Tuesday, April 12, 2016

NBER Digest: “Health Capacity to Work at Older Ages: Evidence from the U.S.”

Health Capacity to Work at Older Ages: Evidence from the U.S.

Health status at older ages has improved, not worsened; labor force participation has not kept pace.

Raising the eligibility ages for benefits is sometimes advanced as a possible response to the rising cost of Social Security and Medicare that will be associated with the aging of the U.S. population in coming decades. By raising the age at which pension and health benefits could be claimed, these changes would make it more costly for older individuals to leave the labor force. A central issue in evaluating such proposals is whether older Americans have the health capacity to work longer than they currently do.

In Health Capacity to Work at Older Ages: Evidence from the U.S. (NBER Working Paper No. 21940), Courtney Coile, Kevin S. Milligan, and David A. Wise find that many of today's workers are healthy enough to extend their working lives. The study employs several yardsticks to measure health capacity in the retirement-age population.












The researchers first compare the employment of older men today to that of men in the past with the same level of health, measured using mortality risk. In 1977, a 49-year-old man had a 0.8 percent chance of dying within a year and 89 percent of 49-year-old men were participating in the workforce. By 2010, the age at which the male mortality rate was 0.8 percent had risen to 55, but 55-year-olds' labor force participation rate was just 72 percent. If men in 2010 had exhibited the same labor force participation rates as their 1977 predecessors who faced the same mortality rates, i.e., if 55-year-old men in 2010 had participated as much as 49-year-old men in 1977 and so on for men of other ages, then on average men would have worked an additional 4.2 years between the ages of 55 and 69. The researchers note that their findings are somewhat sensitive to their choice of base year. If instead of comparing 2010 to 1977 they compared it with 1995, a low point in postwar labor force participation, they estimate that a 2010 worker would spend just 1.8 additional years in the workforce.

The researchers also compare older individuals to slightly younger workers with similar health, measured using self-reported health conditions, disabilities, and medical care usage. They estimate that if older men had the same labor force participation rates as younger men who exhibited the same health status, then the labor force participation rate among 60 to 64 year olds would be 17 percentage points greater than it was, and that the analogous rate for those 65 to 69 would be 31 percentage points higher. They estimate that the average number of years worked between the ages of 55 and 69, which was 7.9 in 2010, would have been 2.6 years greater.

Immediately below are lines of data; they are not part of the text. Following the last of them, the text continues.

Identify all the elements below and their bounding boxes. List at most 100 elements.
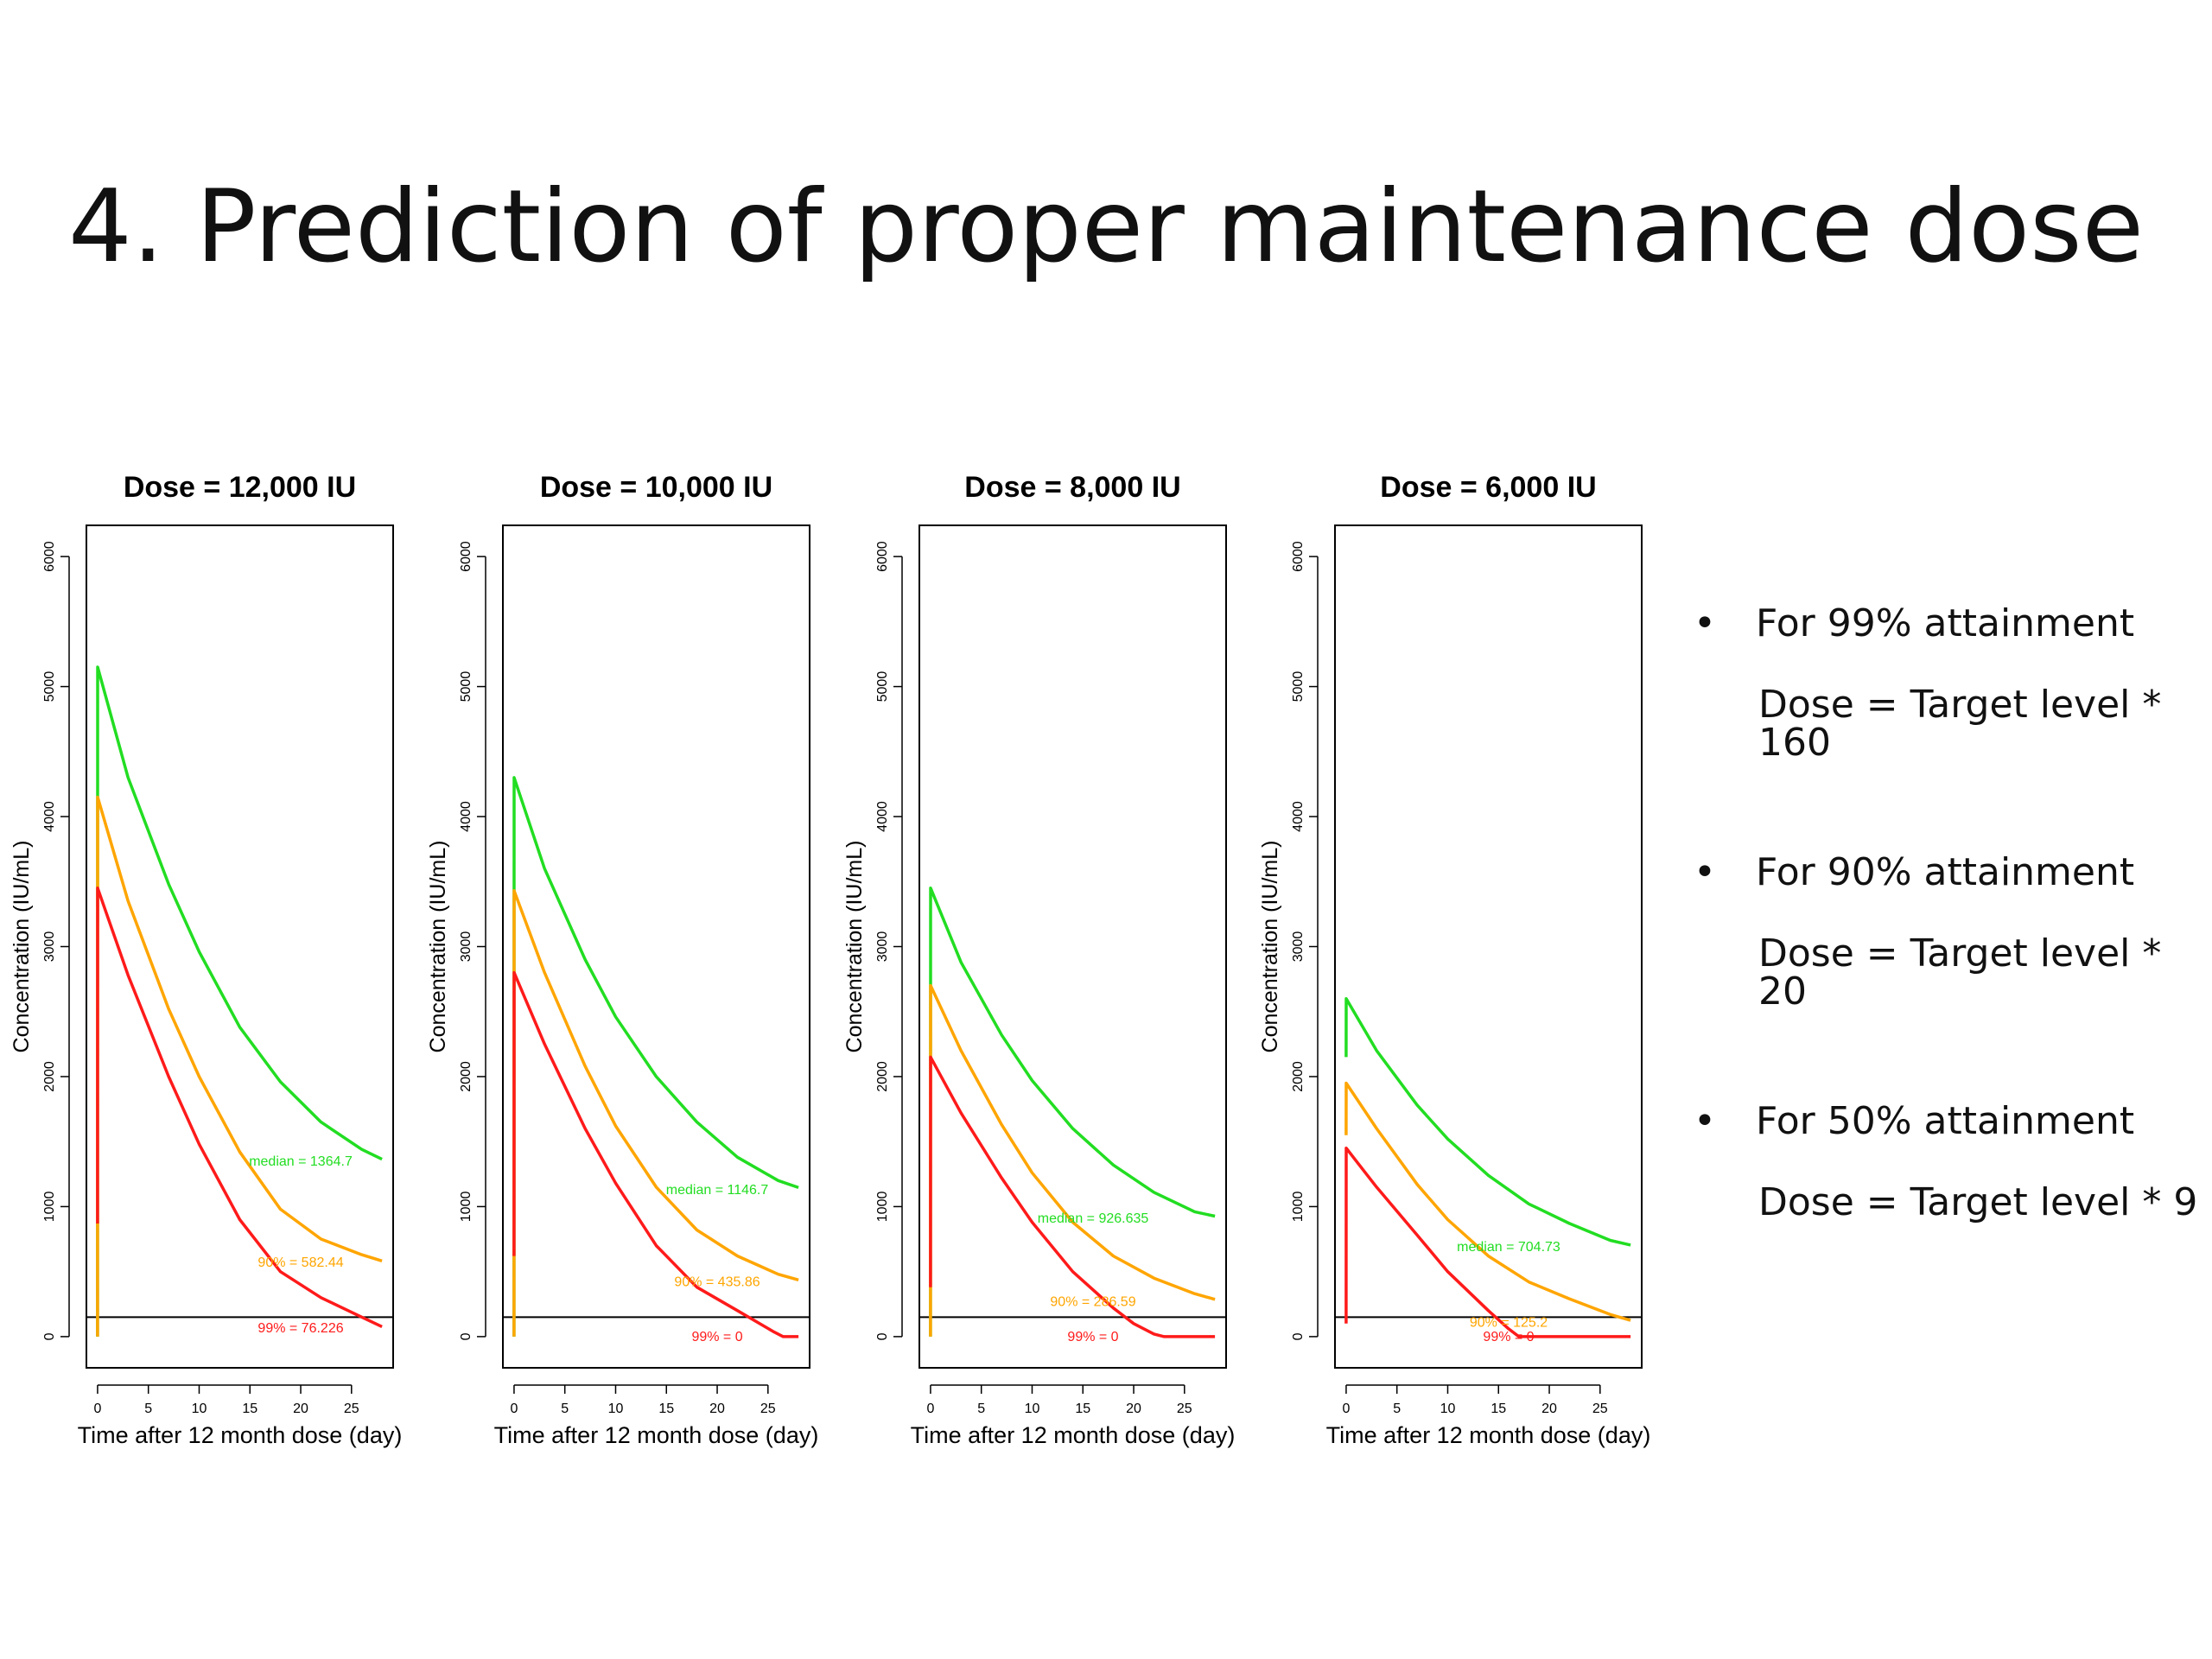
y-tick-label: 0 <box>42 1332 57 1340</box>
chart-title: Dose = 6,000 IU <box>1380 471 1596 504</box>
annotation-text: median = 926.635 <box>1038 1211 1149 1226</box>
annotation-text: 90% = 286.59 <box>1050 1294 1135 1309</box>
annotation-text: 90% = 125.2 <box>1470 1315 1548 1330</box>
bullet-label: For 90% attainment <box>1756 850 2135 894</box>
series-line-90pct <box>929 983 1216 1337</box>
x-tick-label: 15 <box>242 1402 257 1416</box>
y-tick-label: 4000 <box>875 801 890 832</box>
bullet-marker: • <box>1694 1099 1716 1143</box>
x-tick-label: 20 <box>709 1402 725 1416</box>
y-tick-label: 3000 <box>42 931 57 963</box>
series-line-median <box>512 776 799 1337</box>
annotation-text: 99% = 0 <box>1067 1330 1118 1344</box>
y-tick-label: 2000 <box>875 1061 890 1092</box>
x-tick-label: 0 <box>93 1402 101 1416</box>
x-tick-label: 10 <box>608 1402 624 1416</box>
x-tick-label: 10 <box>1025 1402 1040 1416</box>
y-tick-label: 1000 <box>459 1192 474 1223</box>
series-line-90pct <box>96 795 383 1337</box>
bullet-label: For 99% attainment <box>1756 601 2135 645</box>
annotation-text: 99% = 76.226 <box>257 1321 343 1336</box>
y-tick-label: 6000 <box>875 541 890 572</box>
x-tick-label: 0 <box>510 1402 518 1416</box>
x-tick-label: 10 <box>192 1402 207 1416</box>
x-axis-label: Time after 12 month dose (day) <box>494 1422 819 1448</box>
bullet-label: For 50% attainment <box>1756 1099 2135 1143</box>
slide-title: 4. Prediction of proper maintenance dose <box>68 168 2144 285</box>
plot-frame <box>86 524 394 1369</box>
y-tick-label: 5000 <box>459 671 474 702</box>
x-tick-label: 5 <box>1393 1402 1401 1416</box>
bullet-text: • For 50% attainment <box>1694 1103 2203 1141</box>
bullet-list: • For 99% attainment Dose = Target level… <box>1694 605 2203 1351</box>
series-line-median <box>929 887 1216 1337</box>
annotation-text: 99% = 0 <box>691 1330 742 1344</box>
y-axis-label: Concentration (IU/mL) <box>1258 841 1282 1053</box>
series-line-90pct <box>512 889 799 1337</box>
annotation-text: median = 1146.7 <box>666 1183 769 1198</box>
x-tick-label: 10 <box>1440 1402 1456 1416</box>
y-tick-label: 6000 <box>459 541 474 572</box>
bullet-formula: Dose = Target level * 20 <box>1758 931 2162 1014</box>
x-tick-label: 25 <box>760 1402 776 1416</box>
x-tick-label: 25 <box>1592 1402 1608 1416</box>
y-tick-label: 1000 <box>42 1192 57 1223</box>
annotation-text: median = 1364.7 <box>249 1154 353 1169</box>
y-tick-label: 4000 <box>42 801 57 832</box>
annotation-text: 90% = 435.86 <box>674 1275 760 1290</box>
y-tick-label: 6000 <box>1291 541 1306 572</box>
y-tick-label: 2000 <box>42 1061 57 1092</box>
x-tick-label: 0 <box>926 1402 934 1416</box>
bullet-item: • For 90% attainment Dose = Target level… <box>1694 854 2203 1103</box>
x-axis-label: Time after 12 month dose (day) <box>78 1422 403 1448</box>
x-tick-label: 15 <box>658 1402 674 1416</box>
y-axis-label: Concentration (IU/mL) <box>10 841 34 1053</box>
plot-frame <box>1334 524 1643 1369</box>
y-tick-label: 1000 <box>875 1192 890 1223</box>
annotation-text: 90% = 582.44 <box>257 1255 343 1270</box>
x-tick-label: 5 <box>561 1402 569 1416</box>
x-axis-label: Time after 12 month dose (day) <box>1326 1422 1651 1448</box>
bullet-formula: Dose = Target level * 9 <box>1758 1180 2198 1224</box>
chart-title: Dose = 8,000 IU <box>964 471 1180 504</box>
y-tick-label: 4000 <box>1291 801 1306 832</box>
series-line-median <box>96 665 383 1337</box>
y-tick-label: 5000 <box>1291 671 1306 702</box>
x-tick-label: 20 <box>293 1402 308 1416</box>
bullet-text: • For 90% attainment <box>1694 854 2203 892</box>
series-line-99pct <box>929 1055 1216 1338</box>
x-tick-label: 25 <box>344 1402 359 1416</box>
y-tick-label: 6000 <box>42 541 57 572</box>
y-tick-label: 2000 <box>459 1061 474 1092</box>
bullet-marker: • <box>1694 850 1716 894</box>
chart-title: Dose = 10,000 IU <box>540 471 772 504</box>
x-axis-label: Time after 12 month dose (day) <box>911 1422 1236 1448</box>
series-line-median <box>1344 996 1631 1247</box>
x-tick-label: 20 <box>1541 1402 1557 1416</box>
chart-title: Dose = 12,000 IU <box>124 471 356 504</box>
bullet-item: • For 99% attainment Dose = Target level… <box>1694 605 2203 854</box>
bullet-marker: • <box>1694 601 1716 645</box>
y-tick-label: 3000 <box>875 931 890 963</box>
x-tick-label: 20 <box>1126 1402 1141 1416</box>
y-tick-label: 0 <box>875 1332 890 1340</box>
x-tick-label: 15 <box>1075 1402 1090 1416</box>
y-tick-label: 5000 <box>875 671 890 702</box>
x-tick-label: 5 <box>977 1402 985 1416</box>
x-tick-label: 25 <box>1177 1402 1192 1416</box>
series-line-99pct <box>1344 1146 1631 1338</box>
series-line-99pct <box>96 887 383 1328</box>
bullet-text: • For 99% attainment <box>1694 605 2203 643</box>
x-tick-label: 15 <box>1491 1402 1506 1416</box>
y-tick-label: 4000 <box>459 801 474 832</box>
plot-frame <box>918 524 1227 1369</box>
x-tick-label: 0 <box>1342 1402 1350 1416</box>
y-tick-label: 3000 <box>459 931 474 963</box>
y-tick-label: 0 <box>1291 1332 1306 1340</box>
annotation-text: 99% = 0 <box>1483 1330 1534 1344</box>
y-tick-label: 5000 <box>42 671 57 702</box>
bullet-item: • For 50% attainment Dose = Target level… <box>1694 1103 2203 1351</box>
y-tick-label: 1000 <box>1291 1192 1306 1223</box>
y-tick-label: 2000 <box>1291 1061 1306 1092</box>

The researchers found that improvements in self-assessed health were disproportionately greater among the highly educated, suggesting that they could be in a better position to extend their work lives than their contemporaries with less education.

The researchers note that their study does not consider other factors that may affect workforce participation, such as age discrimination and business cycle fluctuations. They also note that while the older population in general is healthier than in the past, there are still some who may find it difficult to work and whose primary source of support is likely to be government transfer programs. They emphasize that their "estimates should not be taken as a reflection of how much older workers 'should' work." Increasing people's years at work "may not be a socially desirable outcome," they point out, "since leisure time has value as well."

1 comment:

WilliamLarsen said...

Lots of studies on health, savings and work force participation rates. I would call this type of information informative, but that is as far as I would go. What does it have to do with social security?

Clearly health, savings and work force participation directly affect social security expenses and revenues. However, the design or lack of design of social security has nothing to do with any of these studies.

The studies purpose is then to do what? Push for reforms of a program that has no design criteria? Changing the rules is never a good thing. When I was a kid playing games, there were kids who were always changing the rules. When this happened, these rule changers were not asked to play again.

Another purpose of these studies appear to be to sway public support. Again public support to make changes to a program with no design creates havoc.

These reports are always looking at the past and comparing them to recent data. Good information if you are going to design something. Looking back at what should have been done does little to correct 79 years of running a social security program with no design is just too late.

The trustees state in 2034 SS-OASI trust fund will be exhausted. In that year they can pay 75% of scheduled benefits. This means that in 2033 tax revenues are most likely 25% short of what is needed to pay scheduled benefits, but due to the generosity of workers, SS benefits will be paid in full for one more year.

This is like driving across country knowing you will run out of gas 3/4 of the way to your destination and then asking for handouts to make it the rest of the way.

Maybe the best way to use this data is to start over - completely start over. Scrap Social Security - no more benefits - no more payroll taxes. Use the data to design a program that is actuarial viable.